I am pretty new to NoSQL and Big Data. I was wondering do we really need hadoop as couchbase supports map reduce functions or vice versa.
With couchbase clusters having ability to have distributed nodes, what benefit Hadoop brings to couchbase users?
Couchbase does provide map reduce for creating views and we incrementally process the view as changes come in for a low latency access to the map/reduce views. Many folks use Hadoop with different objectives. Top few are around complex statistical models that don’t lend themselves easily to low latency analytics, or data archival etc etc.

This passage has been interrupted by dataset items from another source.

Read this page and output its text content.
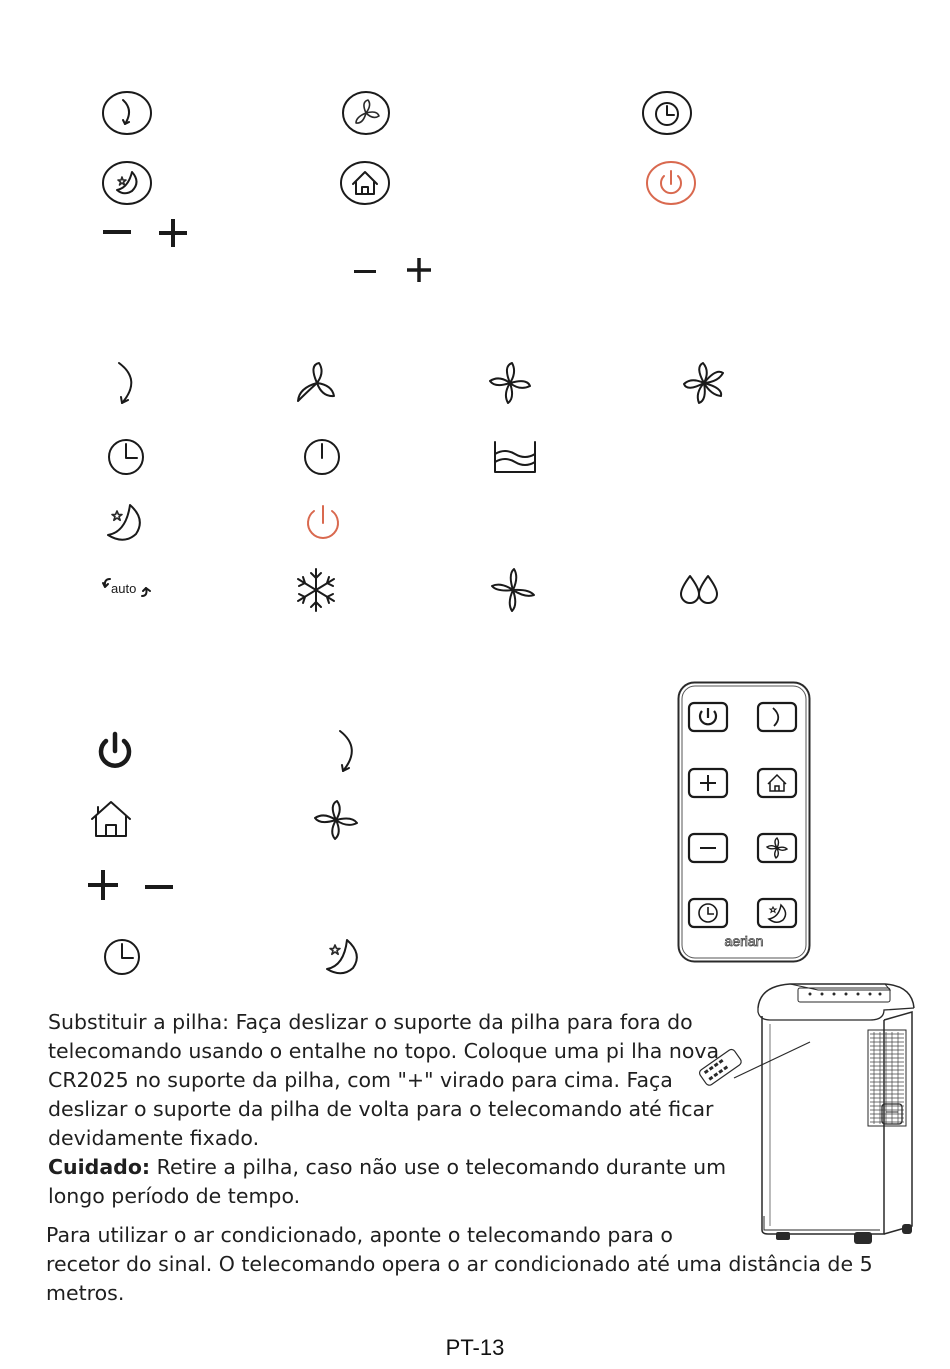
auto
aerian
Substituir a pilha: Faça deslizar o suporte da pilha para fora do
telecomando usando o entalhe no topo. Coloque uma pi lha nova
CR2025 no suporte da pilha, com "+" virado para cima. Faça
deslizar o suporte da pilha de volta para o telecomando até ficar
devidamente fixado.
Cuidado: Retire a pilha, caso não use o telecomando durante um
longo período de tempo.
Para utilizar o ar condicionado, aponte o telecomando para o
recetor do sinal. O telecomando opera o ar condicionado até uma distância de 5
metros.
PT-13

Couchbase and Hadoop flavors (cloudera, hartonwors, mapr etc) work well hand in hand - you can easily exchange data between the 2 env and get the best of both worlds if needs be.
One more question … Does that mean that we need to maintain two different storage for the both systems ?
Yes, couchbase stores its files in a specific format that is required for us to access and concurrent access to these files form hadoop is not possible. We are working on facilities where you can use query language on hadoop such as hive or pig or even through ODBC or JDBC to access couchbase directly however. That could mean that hadoop does not store data but processes queries directly by communicating with couchbase.
would that be interesting to you?
Ya- that makes perfect sense for us. That will reduce the storage requirements and moreover the development work if we need to run Hadoop analytics.